Some documentaries are made from a genuine, uncompromised interest in their subject, driven by a documentarian’s fascination with a story and with the complicated nature of the people involved. For the life of me, there is no way I could ever believe that about Maddman: The Steve Madden Story. This is a documentary cobbled together for one reason only: to kiss the ass of Steve Madden in the most public relations friendly way possible. There are hints at an interesting story here, but the appropriately monikered Maddman Productions seems wholly uninterested in exploring them.
For those unfamiliar with the name Steve Madden, he is the founder of an eponymous company that specializes in affordable fashion shoes, and you probably would best recognize his company as the one that ran a very recognizable ad campaign in the nineties involving paper cutouts of models with disproportionately large heads and feet. The other reason to know Steve Madden’s name is through his association with infamous Wall Street con artist Jordan Belfort, whose efforts were a primary reason why Steve Madden’s company skyrocketed in stock price in its earliest days going public.
Maddman isn’t shy about this aspect of Madden’s past, going to far as to use clips of its dramatization in Martin Scorcese’s The Wolf of Wall Street, but rather than paint Madden as a culpable party upon which justice has been served, director Ben Patterson instead sweeps the morality of Madden’s involvement under the rug. At best, Madden was an unwitting associate to Belfort’s schemes who should have known better, and at worst he was a willful accomplice who used Belfort’s machinations to build his company through fraudulent means. We never see Madden admit any fault, nor do we really see him grow as a person from the experience. We are instead treated to a highlight reel of successes throughout Madden’s life, including those from while he was still in prison as if that is an accomplishment to be lauded.

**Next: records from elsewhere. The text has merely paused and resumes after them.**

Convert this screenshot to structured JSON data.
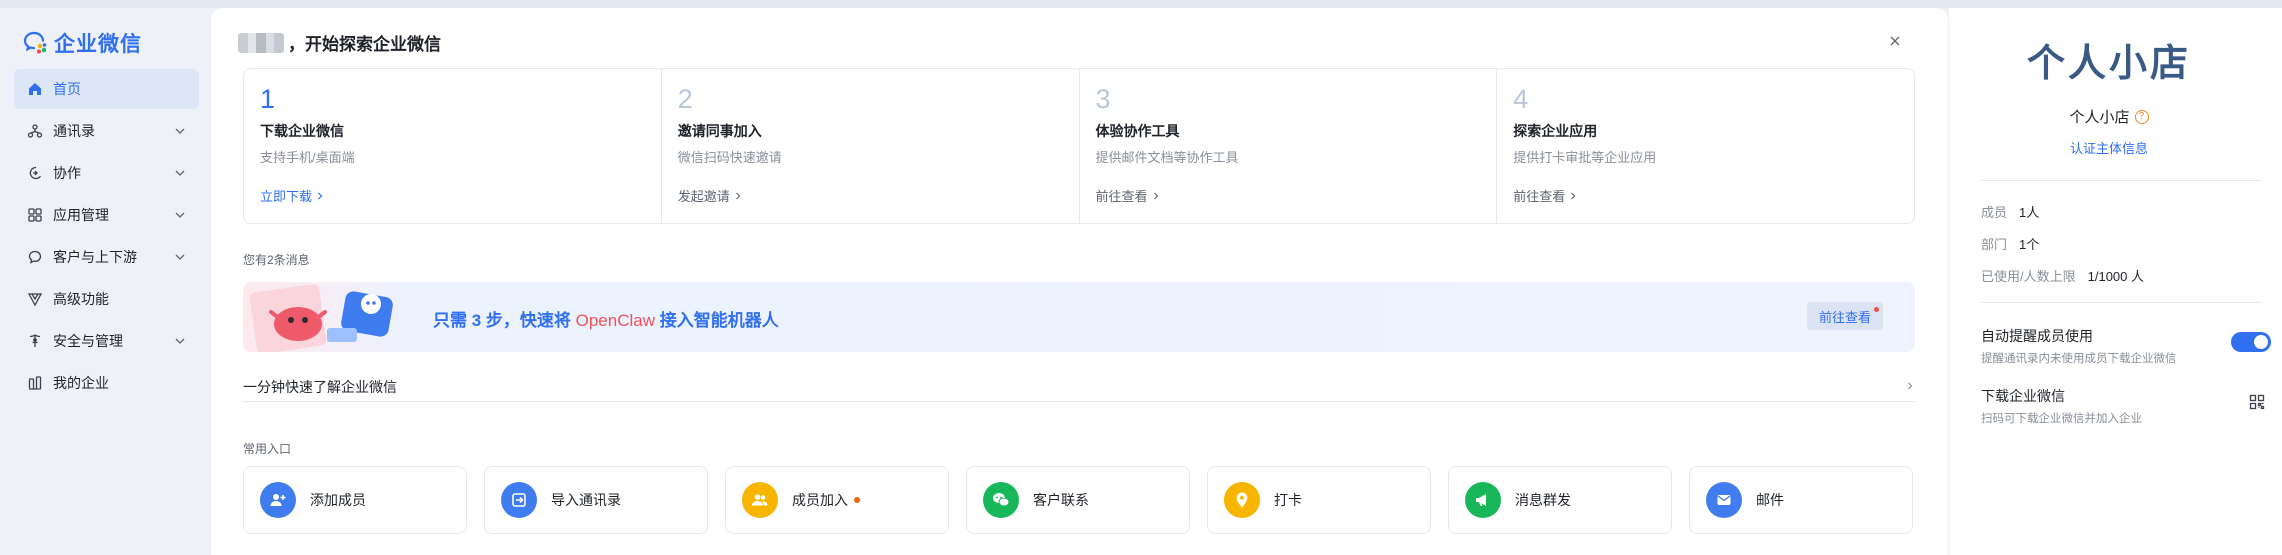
{
  "brand": {
    "name": "企业微信",
    "accent": "#2f6ff0"
  },
  "sidebar": {
    "items": [
      {
        "label": "首页",
        "icon": "home-icon",
        "active": true,
        "expandable": false
      },
      {
        "label": "通讯录",
        "icon": "contacts-icon",
        "expandable": true
      },
      {
        "label": "协作",
        "icon": "collaboration-icon",
        "expandable": true
      },
      {
        "label": "应用管理",
        "icon": "apps-grid-icon",
        "expandable": true
      },
      {
        "label": "客户与上下游",
        "icon": "chat-bubble-icon",
        "expandable": true
      },
      {
        "label": "高级功能",
        "icon": "premium-icon",
        "expandable": false
      },
      {
        "label": "安全与管理",
        "icon": "shield-icon",
        "expandable": true
      },
      {
        "label": "我的企业",
        "icon": "enterprise-icon",
        "expandable": false
      }
    ]
  },
  "main": {
    "title": "，开始探索企业微信",
    "steps": [
      {
        "num": "1",
        "title": "下载企业微信",
        "sub": "支持手机/桌面端",
        "link": "立即下载"
      },
      {
        "num": "2",
        "title": "邀请同事加入",
        "sub": "微信扫码快速邀请",
        "link": "发起邀请"
      },
      {
        "num": "3",
        "title": "体验协作工具",
        "sub": "提供邮件文档等协作工具",
        "link": "前往查看"
      },
      {
        "num": "4",
        "title": "探索企业应用",
        "sub": "提供打卡审批等企业应用",
        "link": "前往查看"
      }
    ],
    "messages_label": "您有2条消息",
    "banner": {
      "pre": "只需 3 步，快速将 ",
      "highlight": "OpenClaw",
      "post": " 接入智能机器人",
      "button": "前往查看"
    },
    "learn": "一分钟快速了解企业微信",
    "common_label": "常用入口",
    "entries": [
      {
        "label": "添加成员",
        "icon": "add-member-icon",
        "color": "blue"
      },
      {
        "label": "导入通讯录",
        "icon": "import-contacts-icon",
        "color": "blue"
      },
      {
        "label": "成员加入",
        "icon": "member-join-icon",
        "color": "yellow",
        "badge": true
      },
      {
        "label": "客户联系",
        "icon": "wechat-customer-icon",
        "color": "green"
      },
      {
        "label": "打卡",
        "icon": "check-in-icon",
        "color": "yellow"
      },
      {
        "label": "消息群发",
        "icon": "broadcast-icon",
        "color": "green"
      },
      {
        "label": "邮件",
        "icon": "mail-icon",
        "color": "blue"
      }
    ]
  },
  "right": {
    "logo_text": "个人小店",
    "org_name": "个人小店",
    "verify_link": "认证主体信息",
    "stats": [
      {
        "key": "成员",
        "value": "1人"
      },
      {
        "key": "部门",
        "value": "1个"
      },
      {
        "key": "已使用/人数上限",
        "value": "1/1000 人"
      }
    ],
    "remind": {
      "title": "自动提醒成员使用",
      "desc": "提醒通讯录内未使用成员下载企业微信",
      "enabled": true
    },
    "download": {
      "title": "下载企业微信",
      "desc": "扫码可下载企业微信并加入企业"
    }
  }
}
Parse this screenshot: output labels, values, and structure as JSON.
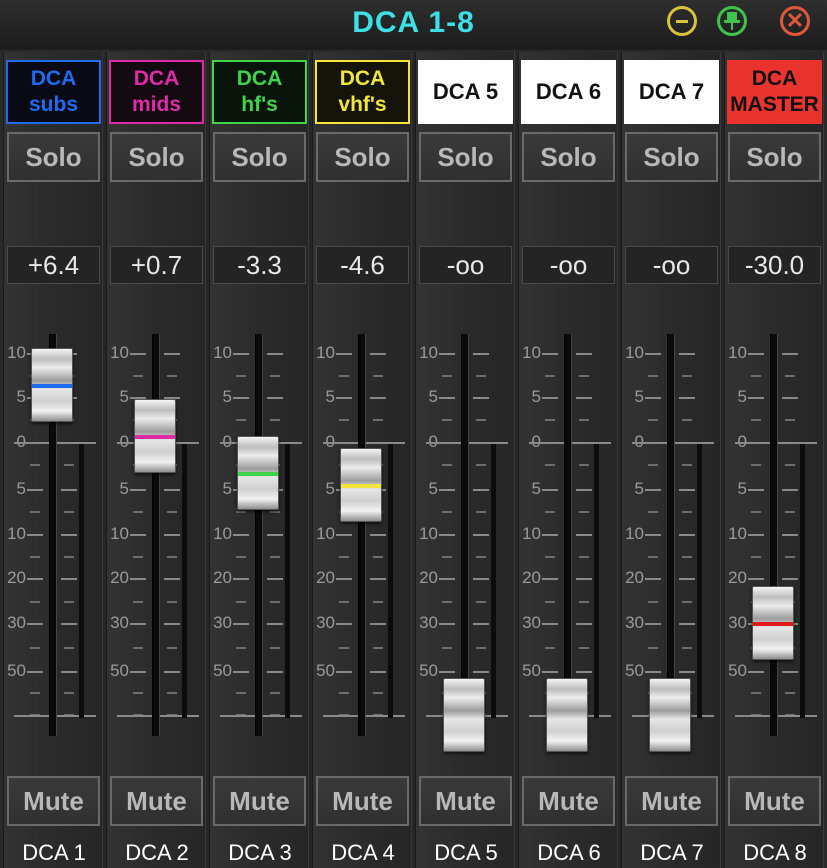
{
  "window": {
    "title": "DCA 1-8",
    "buttons": [
      {
        "name": "minimize",
        "icon": "minus-circle-icon",
        "color": "#d9c43a"
      },
      {
        "name": "pin",
        "icon": "pin-circle-icon",
        "color": "#3fc44a"
      },
      {
        "name": "close",
        "icon": "close-circle-icon",
        "color": "#e0583a",
        "glyph": "✕"
      }
    ]
  },
  "scale_labels": [
    "10",
    "5",
    "0",
    "5",
    "10",
    "20",
    "30",
    "50"
  ],
  "strips": [
    {
      "label_lines": [
        "DCA",
        "subs"
      ],
      "label_color": "#1e6cf0",
      "label_bg": "#0a0a14",
      "border_color": "#1e6cf0",
      "solo": "Solo",
      "value": "+6.4",
      "fader_level": 6.4,
      "fader_line_color": "#1e6cf0",
      "mute": "Mute",
      "channel": "DCA 1"
    },
    {
      "label_lines": [
        "DCA",
        "mids"
      ],
      "label_color": "#e02ba6",
      "label_bg": "#140a12",
      "border_color": "#e02ba6",
      "solo": "Solo",
      "value": "+0.7",
      "fader_level": 0.7,
      "fader_line_color": "#e02ba6",
      "mute": "Mute",
      "channel": "DCA 2"
    },
    {
      "label_lines": [
        "DCA",
        "hf's"
      ],
      "label_color": "#3fd44a",
      "label_bg": "#0a140a",
      "border_color": "#3fd44a",
      "solo": "Solo",
      "value": "-3.3",
      "fader_level": -3.3,
      "fader_line_color": "#3fd44a",
      "mute": "Mute",
      "channel": "DCA 3"
    },
    {
      "label_lines": [
        "DCA",
        "vhf's"
      ],
      "label_color": "#f2e63a",
      "label_bg": "#14140a",
      "border_color": "#f2e63a",
      "solo": "Solo",
      "value": "-4.6",
      "fader_level": -4.6,
      "fader_line_color": "#f2e63a",
      "mute": "Mute",
      "channel": "DCA 4"
    },
    {
      "label_lines": [
        "DCA 5"
      ],
      "label_color": "#111111",
      "label_bg": "#ffffff",
      "border_color": "#ffffff",
      "solo": "Solo",
      "value": "-oo",
      "fader_level": "-inf",
      "fader_line_color": "",
      "mute": "Mute",
      "channel": "DCA 5"
    },
    {
      "label_lines": [
        "DCA 6"
      ],
      "label_color": "#111111",
      "label_bg": "#ffffff",
      "border_color": "#ffffff",
      "solo": "Solo",
      "value": "-oo",
      "fader_level": "-inf",
      "fader_line_color": "",
      "mute": "Mute",
      "channel": "DCA 6"
    },
    {
      "label_lines": [
        "DCA 7"
      ],
      "label_color": "#111111",
      "label_bg": "#ffffff",
      "border_color": "#ffffff",
      "solo": "Solo",
      "value": "-oo",
      "fader_level": "-inf",
      "fader_line_color": "",
      "mute": "Mute",
      "channel": "DCA 7"
    },
    {
      "label_lines": [
        "DCA",
        "MASTER"
      ],
      "label_color": "#111111",
      "label_bg": "#e8332e",
      "border_color": "#e8332e",
      "solo": "Solo",
      "value": "-30.0",
      "fader_level": -30.0,
      "fader_line_color": "#e01a1a",
      "mute": "Mute",
      "channel": "DCA 8"
    }
  ]
}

If any of the interviewees has anything bad to say about Madden, those statements have been discretely edited out of the film, leaving only the hollow portrait of a man who loves making shoes and is entering the latter years of his life while raising kids and continuing his work in design. It’s telling that the film’s final frames choose to list his company’s recent accomplishments, even as it repeatedly reminds us that Madden is no longer in corporate control of the company. This is a PR stunt meant to gloss over the problems with a company’s problematic frontman in the hopes that a willing public and the investors therein will see this and rest easy. As a piece of documentary filmmaking, though, Maddman is a milquetoast examination of a life, completely afraid to dip its toes into obvious controversy so as to preserve a shallow image of entrepreneurial idolatry. If you aren’t interested in buying stocks in Steve Madden, there is no reason to watch Maddman; if you are interested, be very conscious of how the film is aiming to manipulate you.